Phase 3 Trial of Rucaparib Plus Enzalutamide in mCRPC Enrolling Patients
The phase 3 CASPAR trial, which will examine the addition of rucaparib to enzalutamide as first-line treatment in patients with mCRPC, is currently enrolling patients. A total of 984 patients will be randomly assigned in a 1:1 ratio to receive rucaparib plus enzalutamide or placebo plus enzalutamide. Unlike previous studies, patients who have previously received docetaxel and/or ARPIs are eligible if they were given in the hormone-sensitive setting or in the nonmetastatic castration-resistant setting, allowing for testing of the benefits of PARP inhibition plus enzalutamide in patients whose disease has failed to respond to 1 prior ARPI.
All patients will undergo next-generation targeted exome sequencing using archival tumor tissue, with a new biopsy required only if no archival tissue is available. Treatment will continue until progression of disease, with no crossover allowed.
Eligible patients must be 18 years or older and have an Eastern Cooperative Oncology Group performance status of 0 to 2 and no prior treatment for mCRPC. An HRR gene aberration is not required for enrollment.

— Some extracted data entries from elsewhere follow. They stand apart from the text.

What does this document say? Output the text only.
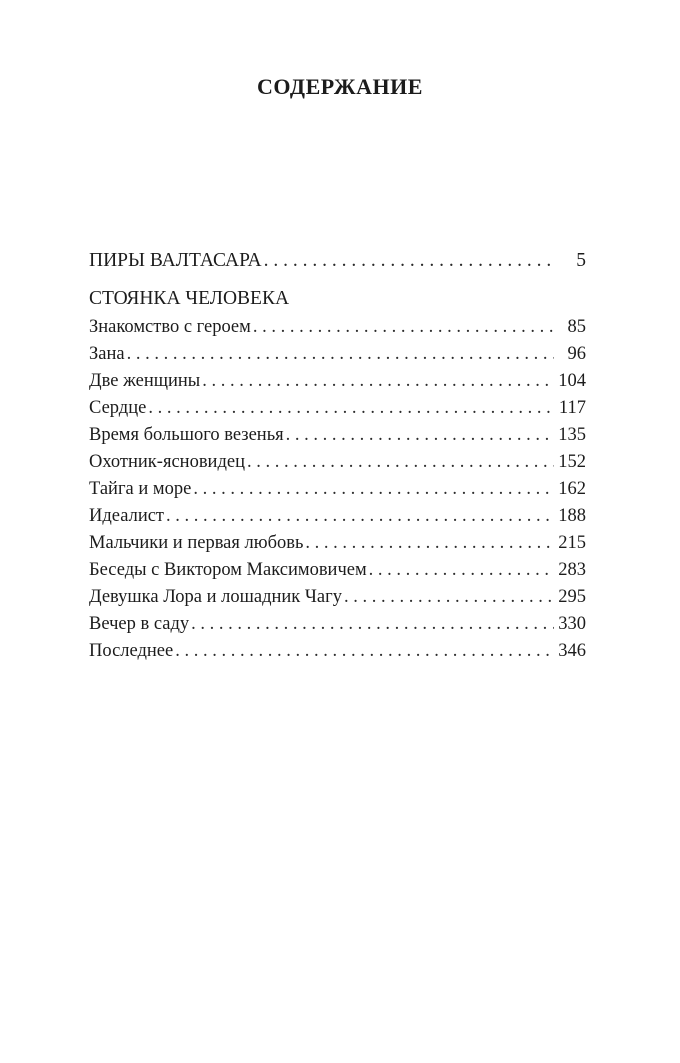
СОДЕРЖАНИЕ
ПИРЫ ВАЛТАСАРА . . .	5
СТОЯНКА ЧЕЛОВЕКА
Знакомство с героем . . .	85
Зана . . .	96
Две женщины . . .	104
Сердце . . .	117
Время большого везенья . . .	135
Охотник-ясновидец . . .	152
Тайга и море . . .	162
Идеалист . . .	188
Мальчики и первая любовь . . .	215
Беседы с Виктором Максимовичем . . .	283
Девушка Лора и лошадник Чагу . . .	295
Вечер в саду . . .	330
Последнее . . .	346
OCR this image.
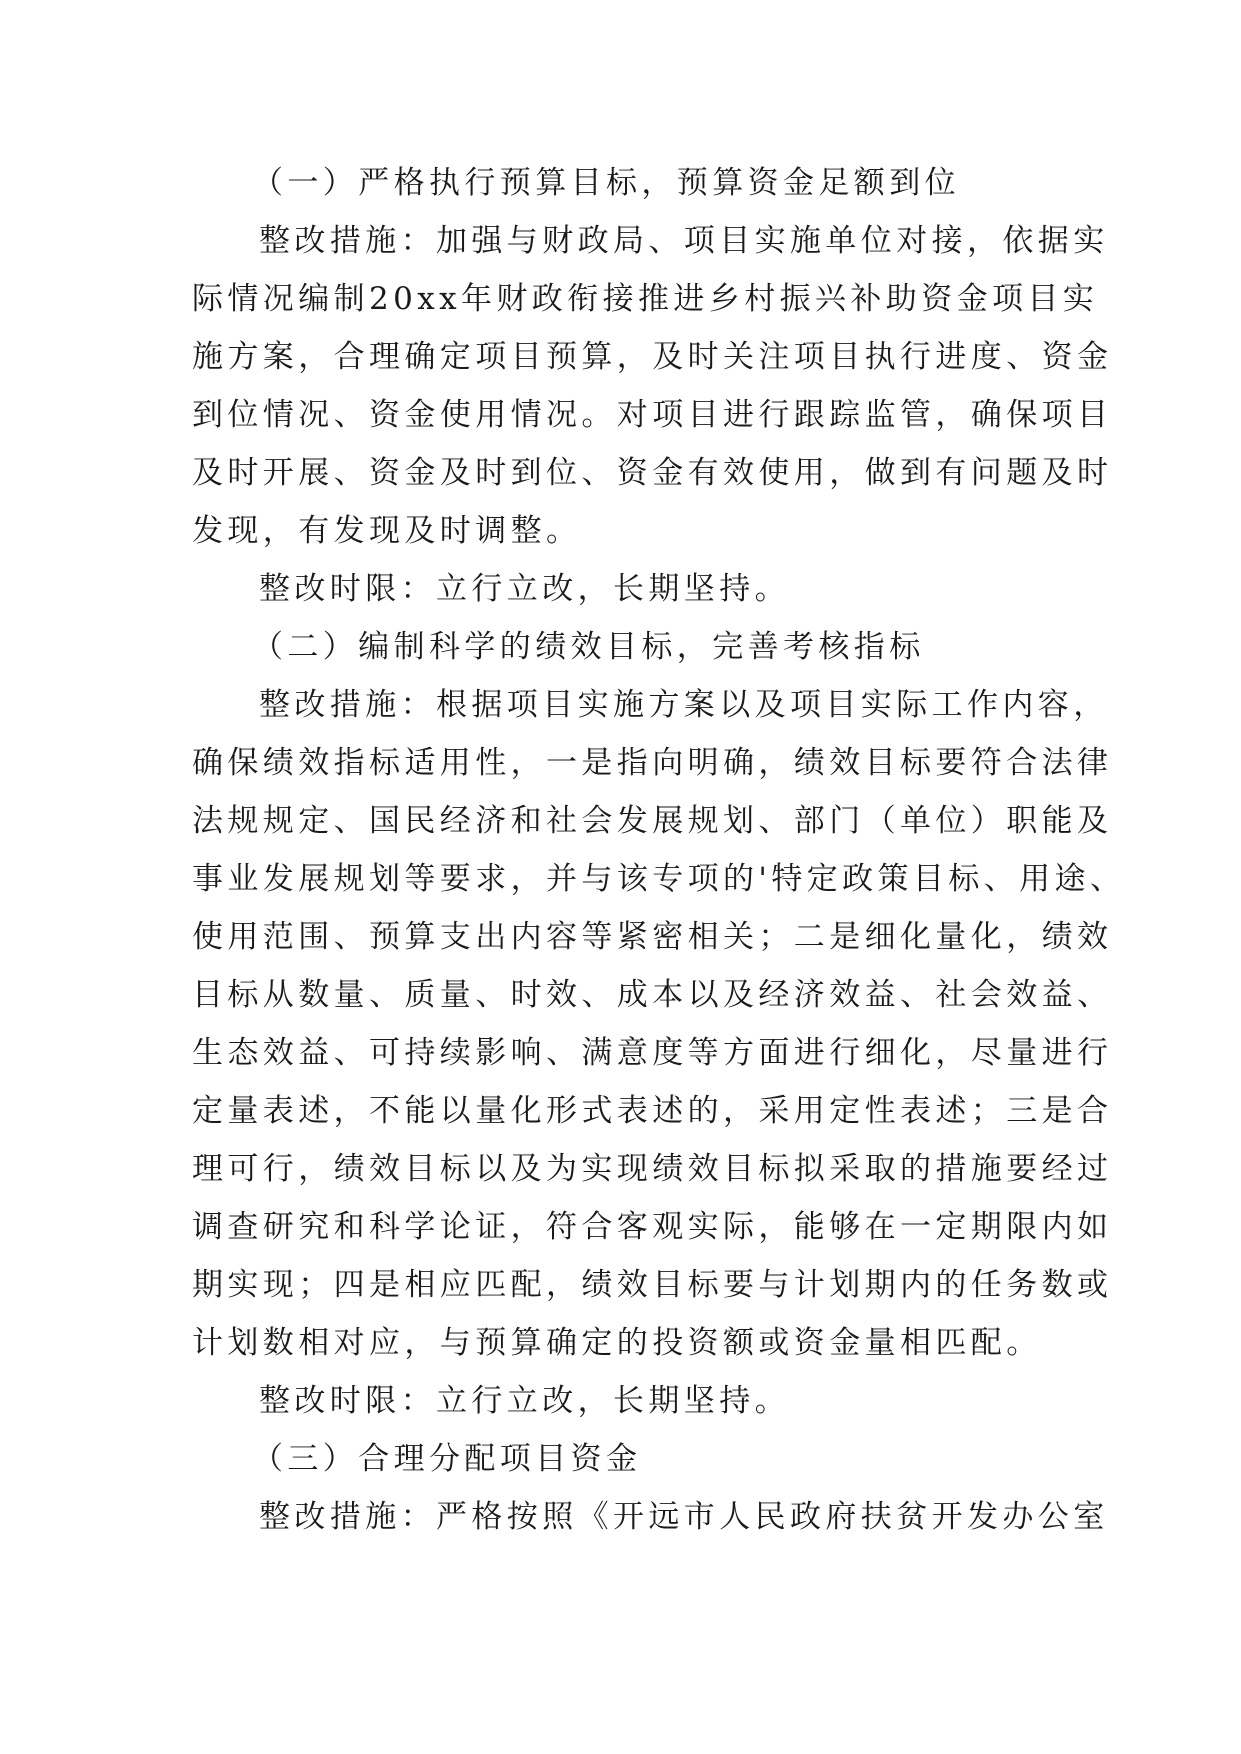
（一）严格执行预算目标，预算资金足额到位
整改措施：加强与财政局、项目实施单位对接，依据实
际情况编制20xx年财政衔接推进乡村振兴补助资金项目实
施方案，合理确定项目预算，及时关注项目执行进度、资金
到位情况、资金使用情况。对项目进行跟踪监管，确保项目
及时开展、资金及时到位、资金有效使用，做到有问题及时
发现，有发现及时调整。
整改时限：立行立改，长期坚持。
（二）编制科学的绩效目标，完善考核指标
整改措施：根据项目实施方案以及项目实际工作内容，
确保绩效指标适用性，一是指向明确，绩效目标要符合法律
法规规定、国民经济和社会发展规划、部门（单位）职能及
事业发展规划等要求，并与该专项的'特定政策目标、用途、
使用范围、预算支出内容等紧密相关；二是细化量化，绩效
目标从数量、质量、时效、成本以及经济效益、社会效益、
生态效益、可持续影响、满意度等方面进行细化，尽量进行
定量表述，不能以量化形式表述的，采用定性表述；三是合
理可行，绩效目标以及为实现绩效目标拟采取的措施要经过
调查研究和科学论证，符合客观实际，能够在一定期限内如
期实现；四是相应匹配，绩效目标要与计划期内的任务数或
计划数相对应，与预算确定的投资额或资金量相匹配。
整改时限：立行立改，长期坚持。
（三）合理分配项目资金
整改措施：严格按照《开远市人民政府扶贫开发办公室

The co-primary endpoints are OS and rPFS, with the OS analysis undertaken as a primary endpoint only if the rPFS endpoint is met. Key secondary endpoints are rPFS and OS in patients with and without BRCA1, BRCA2, or PALB2 alterations. The study will also measure differences in AEs and quality of life outcomes between the treatment arms.
Enrollment in this trial began in July 2021, and the study is available to participants at all National Clinical Trials Network sites in the United States (NCT04455750). Dr Arpit Rao is the study chair.
Rao A, Heller G, Ryan CJ, et al. Alliance A031902 (CASPAR): a randomized phase (ph) 3 trial of enzalutamide with rucaparib/placebo in first-line metastatic castration-resistant prostate cancer (mCRPC) [ASCO GU abstract TPS277]. J Clin Oncol. 2023;41(6)(suppl).